Shortly after the 1798 Rebellion, Dr. Delany’s faith was evident again when he took the present chapel ground in Tullow without a lease and erected the chapel and also a small house – now part of the convent. He later acquired a field adjoining this house, on which stands the present convent.
At the same time, he obtained a row of houses in Mountrath joining the chapel grounds. (These he got in perpetuity). Relying on God alone, he decided to commence a foundation in Tullow, although he had only obtained a promise of a lease there.
The temple and oak tree in Tullow convent grounds where Daniel Delany held processions in honour of the Blessed Sacrament.
The Annals tell us that, “he determined to put the new Institute under the special protection of the Blessed Virgin Mary, Mother of God and the glorious St. Brigid,
Patroness of Ireland and Titular of the Diocese.”
Brigidines Among the People
In a dramatic move for the time, he decided that the Sisters would not have their private chaplain because the Sisters would ‘be obliged by their Institute to mingle with the people for their instruction in the parish chapel on Sundays and holidays, he thought it better that they should hear the same Mass, which the people attended.’
In this way he felt that they would benefit the people more by being accommodating themselves to the people’s time. The same proved true for daily Mass, so that the people for whom the Sisters laboured on Sundays and holidays might have the benefit of daily Mass with the Religious.
When it came to choosing those women who would form the nucleus of the Brigidine Congregation, he looked to those who had shown a deep desire of ‘attaining perfection’ and who had already been practising an austere lifestyle.
First Six Brigidines
On 1st February 1807, La Fheile Bride, St. Brigid’s Day, six women gathered in Tullow as they responded to a personal call to join Daniel in this divinely-inspired endeavour. They were Eleanor Tallon, Bridget Brien, Judith Whelan, Margaret Kinsella, Eleanor Dawson and Catherine Doyle – all were natives of Tullow and the surrounding parishes of Ardattin and Clonmore.
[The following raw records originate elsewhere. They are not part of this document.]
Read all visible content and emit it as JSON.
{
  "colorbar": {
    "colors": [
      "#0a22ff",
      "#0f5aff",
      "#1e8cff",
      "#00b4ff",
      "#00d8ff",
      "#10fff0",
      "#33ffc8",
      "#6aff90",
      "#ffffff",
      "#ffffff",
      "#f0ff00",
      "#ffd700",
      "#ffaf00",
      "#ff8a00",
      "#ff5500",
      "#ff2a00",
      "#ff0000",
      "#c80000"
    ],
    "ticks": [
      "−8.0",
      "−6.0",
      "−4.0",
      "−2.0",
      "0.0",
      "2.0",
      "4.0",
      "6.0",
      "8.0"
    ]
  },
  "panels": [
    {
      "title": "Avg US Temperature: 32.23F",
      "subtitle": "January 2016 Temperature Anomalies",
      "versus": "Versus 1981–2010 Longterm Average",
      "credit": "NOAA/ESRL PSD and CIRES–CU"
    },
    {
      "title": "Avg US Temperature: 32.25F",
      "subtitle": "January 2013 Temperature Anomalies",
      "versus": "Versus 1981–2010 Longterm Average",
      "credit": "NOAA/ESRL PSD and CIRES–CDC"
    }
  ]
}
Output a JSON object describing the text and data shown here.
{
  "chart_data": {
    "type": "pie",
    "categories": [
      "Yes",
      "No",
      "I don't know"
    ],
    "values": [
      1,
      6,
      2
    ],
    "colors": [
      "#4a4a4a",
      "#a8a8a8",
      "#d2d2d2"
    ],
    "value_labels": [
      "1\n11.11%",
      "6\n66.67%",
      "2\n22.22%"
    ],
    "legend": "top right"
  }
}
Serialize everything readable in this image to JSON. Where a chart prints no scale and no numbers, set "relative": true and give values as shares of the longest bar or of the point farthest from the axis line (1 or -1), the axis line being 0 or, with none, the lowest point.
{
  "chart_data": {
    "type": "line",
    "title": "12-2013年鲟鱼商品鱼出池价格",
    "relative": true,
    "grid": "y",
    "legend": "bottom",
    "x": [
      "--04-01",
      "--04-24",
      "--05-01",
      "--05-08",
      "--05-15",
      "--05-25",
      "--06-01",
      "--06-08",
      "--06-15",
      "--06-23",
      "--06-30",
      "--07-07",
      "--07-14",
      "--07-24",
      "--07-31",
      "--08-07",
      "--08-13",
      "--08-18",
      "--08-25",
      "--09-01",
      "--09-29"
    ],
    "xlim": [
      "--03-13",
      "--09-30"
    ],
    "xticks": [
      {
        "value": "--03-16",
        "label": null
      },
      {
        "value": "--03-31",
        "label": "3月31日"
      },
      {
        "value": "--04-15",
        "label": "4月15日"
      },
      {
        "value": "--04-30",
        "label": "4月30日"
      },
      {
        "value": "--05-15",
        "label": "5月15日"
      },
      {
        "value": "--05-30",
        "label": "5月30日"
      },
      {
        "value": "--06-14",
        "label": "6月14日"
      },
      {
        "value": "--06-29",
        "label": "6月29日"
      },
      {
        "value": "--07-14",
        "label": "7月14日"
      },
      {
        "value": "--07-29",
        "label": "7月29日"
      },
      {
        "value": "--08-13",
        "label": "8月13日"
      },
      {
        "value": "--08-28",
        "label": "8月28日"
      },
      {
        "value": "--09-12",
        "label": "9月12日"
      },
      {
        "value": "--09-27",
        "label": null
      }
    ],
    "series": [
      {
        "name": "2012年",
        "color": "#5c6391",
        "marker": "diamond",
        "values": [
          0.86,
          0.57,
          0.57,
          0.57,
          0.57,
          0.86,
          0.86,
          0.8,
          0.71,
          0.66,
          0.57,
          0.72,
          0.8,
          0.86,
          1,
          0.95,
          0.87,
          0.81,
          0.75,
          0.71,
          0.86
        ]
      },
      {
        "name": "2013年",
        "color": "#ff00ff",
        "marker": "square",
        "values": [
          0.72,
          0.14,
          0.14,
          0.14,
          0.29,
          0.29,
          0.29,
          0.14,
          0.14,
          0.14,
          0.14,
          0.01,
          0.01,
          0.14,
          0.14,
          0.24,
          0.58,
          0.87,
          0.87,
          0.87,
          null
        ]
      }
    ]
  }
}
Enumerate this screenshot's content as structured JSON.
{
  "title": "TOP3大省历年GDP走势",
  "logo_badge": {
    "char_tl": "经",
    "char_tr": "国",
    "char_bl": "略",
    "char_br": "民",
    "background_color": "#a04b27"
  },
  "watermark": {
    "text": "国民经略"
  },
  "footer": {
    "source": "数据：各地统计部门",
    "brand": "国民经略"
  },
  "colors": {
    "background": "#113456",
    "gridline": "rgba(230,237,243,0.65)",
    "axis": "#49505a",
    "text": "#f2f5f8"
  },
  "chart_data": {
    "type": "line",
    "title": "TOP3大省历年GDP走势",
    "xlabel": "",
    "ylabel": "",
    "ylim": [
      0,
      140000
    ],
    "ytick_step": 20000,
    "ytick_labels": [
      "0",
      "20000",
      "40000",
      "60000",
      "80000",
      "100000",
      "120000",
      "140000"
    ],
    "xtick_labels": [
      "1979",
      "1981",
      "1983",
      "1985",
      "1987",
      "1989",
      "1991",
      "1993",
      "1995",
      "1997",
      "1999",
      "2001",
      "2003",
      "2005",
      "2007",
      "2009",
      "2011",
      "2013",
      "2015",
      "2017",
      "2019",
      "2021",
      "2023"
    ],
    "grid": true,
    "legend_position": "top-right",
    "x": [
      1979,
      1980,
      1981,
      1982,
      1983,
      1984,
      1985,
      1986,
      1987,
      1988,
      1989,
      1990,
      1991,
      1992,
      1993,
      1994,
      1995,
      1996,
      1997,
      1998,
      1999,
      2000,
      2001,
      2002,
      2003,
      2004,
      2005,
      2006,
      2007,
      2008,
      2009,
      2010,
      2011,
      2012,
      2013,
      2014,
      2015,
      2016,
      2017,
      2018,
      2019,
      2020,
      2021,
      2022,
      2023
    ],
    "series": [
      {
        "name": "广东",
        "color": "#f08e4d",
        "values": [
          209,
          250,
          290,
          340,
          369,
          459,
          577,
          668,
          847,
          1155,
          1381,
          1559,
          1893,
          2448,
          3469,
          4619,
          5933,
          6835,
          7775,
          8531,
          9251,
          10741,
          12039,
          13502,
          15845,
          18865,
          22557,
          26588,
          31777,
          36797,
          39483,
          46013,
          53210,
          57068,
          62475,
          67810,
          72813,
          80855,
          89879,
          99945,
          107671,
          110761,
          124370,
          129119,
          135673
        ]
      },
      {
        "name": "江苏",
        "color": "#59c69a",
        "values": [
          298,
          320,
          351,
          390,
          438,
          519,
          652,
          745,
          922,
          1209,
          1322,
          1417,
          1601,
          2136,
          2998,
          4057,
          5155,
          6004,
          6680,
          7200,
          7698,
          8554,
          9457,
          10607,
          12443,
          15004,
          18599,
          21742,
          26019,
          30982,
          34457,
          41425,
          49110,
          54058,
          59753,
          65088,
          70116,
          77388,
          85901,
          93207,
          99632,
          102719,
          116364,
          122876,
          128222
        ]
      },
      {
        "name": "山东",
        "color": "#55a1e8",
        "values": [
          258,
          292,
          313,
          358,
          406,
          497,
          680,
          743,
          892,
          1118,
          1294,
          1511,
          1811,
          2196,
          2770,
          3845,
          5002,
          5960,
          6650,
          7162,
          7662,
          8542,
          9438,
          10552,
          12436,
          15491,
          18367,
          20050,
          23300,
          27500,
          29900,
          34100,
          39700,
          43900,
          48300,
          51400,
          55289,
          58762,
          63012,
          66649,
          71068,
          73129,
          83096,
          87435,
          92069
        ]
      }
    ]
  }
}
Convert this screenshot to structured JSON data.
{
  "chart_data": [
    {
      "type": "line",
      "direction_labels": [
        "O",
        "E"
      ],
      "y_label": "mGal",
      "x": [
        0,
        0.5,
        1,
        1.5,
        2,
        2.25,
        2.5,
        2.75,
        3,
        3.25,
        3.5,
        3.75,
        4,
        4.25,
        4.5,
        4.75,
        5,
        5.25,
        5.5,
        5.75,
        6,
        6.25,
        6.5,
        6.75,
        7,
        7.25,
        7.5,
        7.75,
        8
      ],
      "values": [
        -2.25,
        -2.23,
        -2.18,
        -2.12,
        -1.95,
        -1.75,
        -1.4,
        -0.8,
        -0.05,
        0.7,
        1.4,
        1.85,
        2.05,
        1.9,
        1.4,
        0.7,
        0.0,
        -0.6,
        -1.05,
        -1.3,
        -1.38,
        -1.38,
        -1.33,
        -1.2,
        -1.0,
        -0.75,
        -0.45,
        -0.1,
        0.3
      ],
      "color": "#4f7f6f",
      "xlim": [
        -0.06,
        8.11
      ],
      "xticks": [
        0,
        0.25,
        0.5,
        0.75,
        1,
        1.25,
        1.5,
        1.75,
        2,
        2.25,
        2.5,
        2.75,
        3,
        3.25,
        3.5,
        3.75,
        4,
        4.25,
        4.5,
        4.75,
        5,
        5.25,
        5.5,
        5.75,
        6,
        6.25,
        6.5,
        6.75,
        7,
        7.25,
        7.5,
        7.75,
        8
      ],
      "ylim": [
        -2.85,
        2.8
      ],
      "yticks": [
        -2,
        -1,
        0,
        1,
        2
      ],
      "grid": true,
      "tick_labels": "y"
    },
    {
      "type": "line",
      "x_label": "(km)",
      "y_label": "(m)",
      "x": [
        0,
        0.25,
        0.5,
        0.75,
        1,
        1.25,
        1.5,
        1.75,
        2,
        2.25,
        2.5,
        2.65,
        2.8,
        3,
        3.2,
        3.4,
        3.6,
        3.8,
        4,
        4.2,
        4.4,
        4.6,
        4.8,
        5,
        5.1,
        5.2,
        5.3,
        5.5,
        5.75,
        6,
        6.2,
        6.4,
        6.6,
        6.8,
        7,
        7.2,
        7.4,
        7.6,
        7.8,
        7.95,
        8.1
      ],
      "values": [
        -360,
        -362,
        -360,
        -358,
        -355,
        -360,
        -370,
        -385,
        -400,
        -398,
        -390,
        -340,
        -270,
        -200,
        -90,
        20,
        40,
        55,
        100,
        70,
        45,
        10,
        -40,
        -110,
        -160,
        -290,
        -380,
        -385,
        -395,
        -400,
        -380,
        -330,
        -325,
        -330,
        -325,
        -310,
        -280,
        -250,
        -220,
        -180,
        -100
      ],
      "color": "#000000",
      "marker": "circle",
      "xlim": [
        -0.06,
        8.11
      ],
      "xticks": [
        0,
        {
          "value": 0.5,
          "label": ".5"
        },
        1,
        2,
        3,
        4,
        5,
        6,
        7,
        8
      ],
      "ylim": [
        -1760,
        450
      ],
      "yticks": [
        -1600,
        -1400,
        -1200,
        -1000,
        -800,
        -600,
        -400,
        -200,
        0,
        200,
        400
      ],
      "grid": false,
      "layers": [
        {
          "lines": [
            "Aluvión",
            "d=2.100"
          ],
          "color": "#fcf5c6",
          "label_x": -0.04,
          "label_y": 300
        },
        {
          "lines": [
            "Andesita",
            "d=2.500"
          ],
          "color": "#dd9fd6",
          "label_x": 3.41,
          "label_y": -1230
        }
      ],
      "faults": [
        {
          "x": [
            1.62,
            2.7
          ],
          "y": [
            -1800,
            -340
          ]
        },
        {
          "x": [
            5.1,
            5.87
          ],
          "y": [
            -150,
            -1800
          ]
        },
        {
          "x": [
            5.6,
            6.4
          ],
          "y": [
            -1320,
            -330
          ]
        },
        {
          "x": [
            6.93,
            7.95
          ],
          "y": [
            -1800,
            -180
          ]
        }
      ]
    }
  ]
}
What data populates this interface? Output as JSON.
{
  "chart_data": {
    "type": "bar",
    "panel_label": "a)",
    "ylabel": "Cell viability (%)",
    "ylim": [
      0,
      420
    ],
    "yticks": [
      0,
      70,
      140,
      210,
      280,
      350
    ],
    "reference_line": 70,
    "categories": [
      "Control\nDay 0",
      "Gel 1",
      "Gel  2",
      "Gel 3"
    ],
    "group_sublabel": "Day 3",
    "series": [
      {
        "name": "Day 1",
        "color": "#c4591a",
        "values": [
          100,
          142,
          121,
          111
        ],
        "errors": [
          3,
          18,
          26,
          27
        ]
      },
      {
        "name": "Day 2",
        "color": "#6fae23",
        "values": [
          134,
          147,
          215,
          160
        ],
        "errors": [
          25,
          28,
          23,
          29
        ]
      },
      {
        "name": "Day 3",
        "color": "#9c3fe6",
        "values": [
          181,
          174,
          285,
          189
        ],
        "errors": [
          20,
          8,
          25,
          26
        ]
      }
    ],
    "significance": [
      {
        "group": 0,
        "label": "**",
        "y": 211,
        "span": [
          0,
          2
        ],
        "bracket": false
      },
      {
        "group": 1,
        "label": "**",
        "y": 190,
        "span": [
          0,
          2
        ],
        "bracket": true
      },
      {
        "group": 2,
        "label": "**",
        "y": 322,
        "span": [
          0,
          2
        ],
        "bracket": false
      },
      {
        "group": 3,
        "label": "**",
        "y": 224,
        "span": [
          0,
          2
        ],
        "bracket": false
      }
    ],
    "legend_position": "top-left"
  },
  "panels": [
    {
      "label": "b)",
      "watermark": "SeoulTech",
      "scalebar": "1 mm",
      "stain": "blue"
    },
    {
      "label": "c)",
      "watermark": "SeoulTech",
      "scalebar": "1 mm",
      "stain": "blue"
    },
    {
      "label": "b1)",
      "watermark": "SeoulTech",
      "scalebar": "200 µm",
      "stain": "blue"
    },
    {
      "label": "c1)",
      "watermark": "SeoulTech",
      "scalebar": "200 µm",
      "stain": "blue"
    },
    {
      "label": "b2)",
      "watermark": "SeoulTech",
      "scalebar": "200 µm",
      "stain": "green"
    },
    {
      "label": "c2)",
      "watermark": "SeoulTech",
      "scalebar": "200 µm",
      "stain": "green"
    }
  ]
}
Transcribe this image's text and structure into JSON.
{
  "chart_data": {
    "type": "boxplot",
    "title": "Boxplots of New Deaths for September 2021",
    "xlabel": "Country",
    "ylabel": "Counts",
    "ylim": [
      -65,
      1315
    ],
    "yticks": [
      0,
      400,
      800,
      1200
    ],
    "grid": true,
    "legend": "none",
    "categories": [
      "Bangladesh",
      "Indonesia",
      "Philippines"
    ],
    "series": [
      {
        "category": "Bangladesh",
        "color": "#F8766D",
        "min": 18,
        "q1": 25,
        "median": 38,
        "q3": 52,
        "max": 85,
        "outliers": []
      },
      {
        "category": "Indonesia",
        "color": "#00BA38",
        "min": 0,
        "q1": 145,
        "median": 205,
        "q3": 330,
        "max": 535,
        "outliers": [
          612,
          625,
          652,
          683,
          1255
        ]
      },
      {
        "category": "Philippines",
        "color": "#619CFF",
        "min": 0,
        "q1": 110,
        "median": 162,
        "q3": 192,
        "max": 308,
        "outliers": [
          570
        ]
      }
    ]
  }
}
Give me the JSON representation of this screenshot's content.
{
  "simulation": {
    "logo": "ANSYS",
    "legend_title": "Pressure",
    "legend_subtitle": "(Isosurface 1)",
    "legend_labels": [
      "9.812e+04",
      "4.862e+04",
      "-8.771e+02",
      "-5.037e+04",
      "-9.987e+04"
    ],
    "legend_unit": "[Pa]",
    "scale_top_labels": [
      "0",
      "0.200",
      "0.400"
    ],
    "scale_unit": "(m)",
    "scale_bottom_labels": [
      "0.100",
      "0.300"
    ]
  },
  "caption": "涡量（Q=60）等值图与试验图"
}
They were members of both confraternities and were trained as catechists by Daniel in his Sunday Schools. He named them the Sisters of St. Brigid. He insisted that he was not founding a new congregation but rather re-founding the Order of St. Brigid of Kildare which had existed in Ireland from the fifth to the sixteenth century until the monasteries were suppressed in that century.
These women had taken permanent vows of chastity some years before 1807. They ranged in age from twenty-five to forty-eight. Daniel Delany was waiting to greet them that morning and to welcome them to the simple house he had prepared for them. He blessed the house, celebrated Mass, gave Benediction and then withdrew. They had spent almost the whole of the preceding day and night in prayer. Bishop Delany chose St. Brigid as the patroness of the congregation, thereby linking it to the spiritual heritage of St. Brigid, Patroness of Ireland.
Within three years the Bishop introduced extra teaching hours for two reasons: to give an opportunity to the married women and others who wished to attend the Sisters’ schools, and to accommodate the numbers wishing to attend the classes. In Mountrath, ‘the Sisters’ schedule was adapted to the needs of the children in their care and they have continued to do so ever since.’
By 1812, Daniel Delany was prepared to continue primary education to a more advanced stage.